Justice Elena Kagan, who signed the petition for certorari as solicitor general, did not take part in the argument and will not take part in the decision.
In Astra USA, Inc. v. Santa Clara County [oral arguments transcript, PDF; JURIST report], the court heard arguments on whether a federal court can utilize common law to provide a private cause of action under a federal statute that provides no such right. Under the Public Health Service Act [42 USC § 256b], drug manufacturers must enter into contracts with the federal government that restrict the price that those manufacturers can charge to providers through the Medicaid system. The statute is silent on the topic of a private cause of action, but the US Court of Appeals for the Ninth Circuit held that federal common law does in fact provide a cause of action under contract law where a third party beneficiary is injured by the drug manufacturer’s breach. Astra argues [brief, PDF] that only Congress can provide a cause of action under a federal statute, and that this circumvention of Congressional intent will disrupt the statutory scheme and the Medicaid system. The county argues [brief, PDF] that as third-party beneficiaries, health care providers are entitled to enforce contracts and that such enforcement is necessary given the lack of oversight by the Federal government. During the course of the argument, counsel for Astra engaged in an exchange with Justice Stephen Breyer, which seemingly advanced the county’s argument that private enforcement is needed,
JUSTICE BREYER: So what is Santa Clara County supposed do? They think they’re being overcharged. And in your opinion — the company doesn’t, but they do. So what are they supposed to do if they’re right? How do they get the money … I’m interested in procedurally what are they supposed to do?

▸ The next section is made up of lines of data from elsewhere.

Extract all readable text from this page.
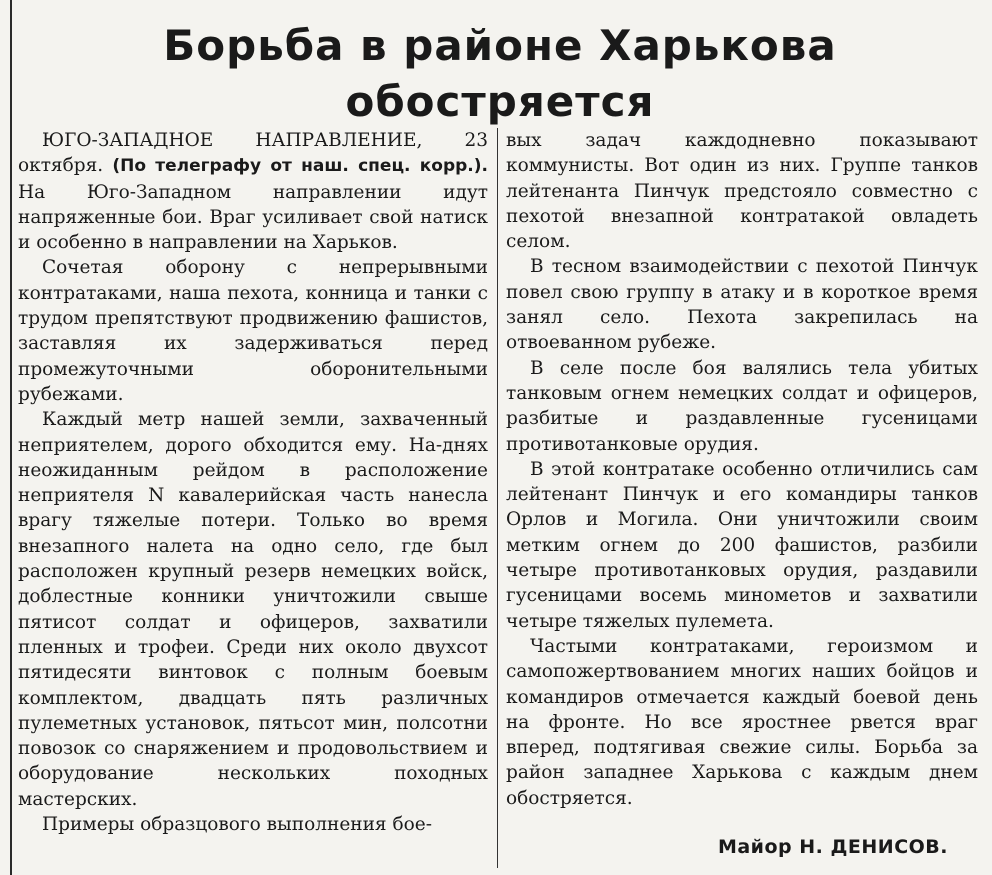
Борьба в районе Харькова
обостряется

ЮГО-ЗАПАДНОЕ НАПРАВЛЕНИЕ, 23 октября. (По телеграфу от наш. спец. корр.). На Юго-Западном направлении идут напряженные бои. Враг усиливает свой натиск и особенно в направлении на Харьков.

Сочетая оборону с непрерывными контратаками, наша пехота, конница и танки с трудом препятствуют продвижению фашистов, заставляя их задерживаться перед промежуточными оборонительными рубежами.

Каждый метр нашей земли, захваченный неприятелем, дорого обходится ему. На-днях неожиданным рейдом в расположение неприятеля N кавалерийская часть нанесла врагу тяжелые потери. Только во время внезапного налета на одно село, где был расположен крупный резерв немецких войск, доблестные конники уничтожили свыше пятисот солдат и офицеров, захватили пленных и трофеи. Среди них около двухсот пятидесяти винтовок с полным боевым комплектом, двадцать пять различных пулеметных установок, пятьсот мин, полсотни повозок со снаряжением и продовольствием и оборудование нескольких походных мастерских.

Примеры образцового выполнения бое-

вых задач каждодневно показывают коммунисты. Вот один из них. Группе танков лейтенанта Пинчук предстояло совместно с пехотой внезапной контратакой овладеть селом.

В тесном взаимодействии с пехотой Пинчук повел свою группу в атаку и в короткое время занял село. Пехота закрепилась на отвоеванном рубеже.

В селе после боя валялись тела убитых танковым огнем немецких солдат и офицеров, разбитые и раздавленные гусеницами противотанковые орудия.

В этой контратаке особенно отличились сам лейтенант Пинчук и его командиры танков Орлов и Могила. Они уничтожили своим метким огнем до 200 фашистов, разбили четыре противотанковых орудия, раздавили гусеницами восемь минометов и захватили четыре тяжелых пулемета.

Частыми контратаками, героизмом и самопожертвованием многих наших бойцов и командиров отмечается каждый боевой день на фронте. Но все яростнее рвется враг вперед, подтягивая свежие силы. Борьба за район западнее Харькова с каждым днем обостряется.

Майор Н. ДЕНИСОВ.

MS. BLATT: Oh, pick up the phone and either call the manufacturer, the prime vendor –
JUSTICE BREYER: The manufacturer says: Okay, you’re wrong; I’m not; I’m undercharging you. Now what happens?
MS. BLATT: Ultimately, if they can’t get the Secretary to –
JUSTICE BREYER: He’s busy.
MS. BLATT: If she’s busy and won’t return the calls, Congress said: You can’t enforce it.
As with FCC v. AT&T, Kagan will take no part in the decision of this matter.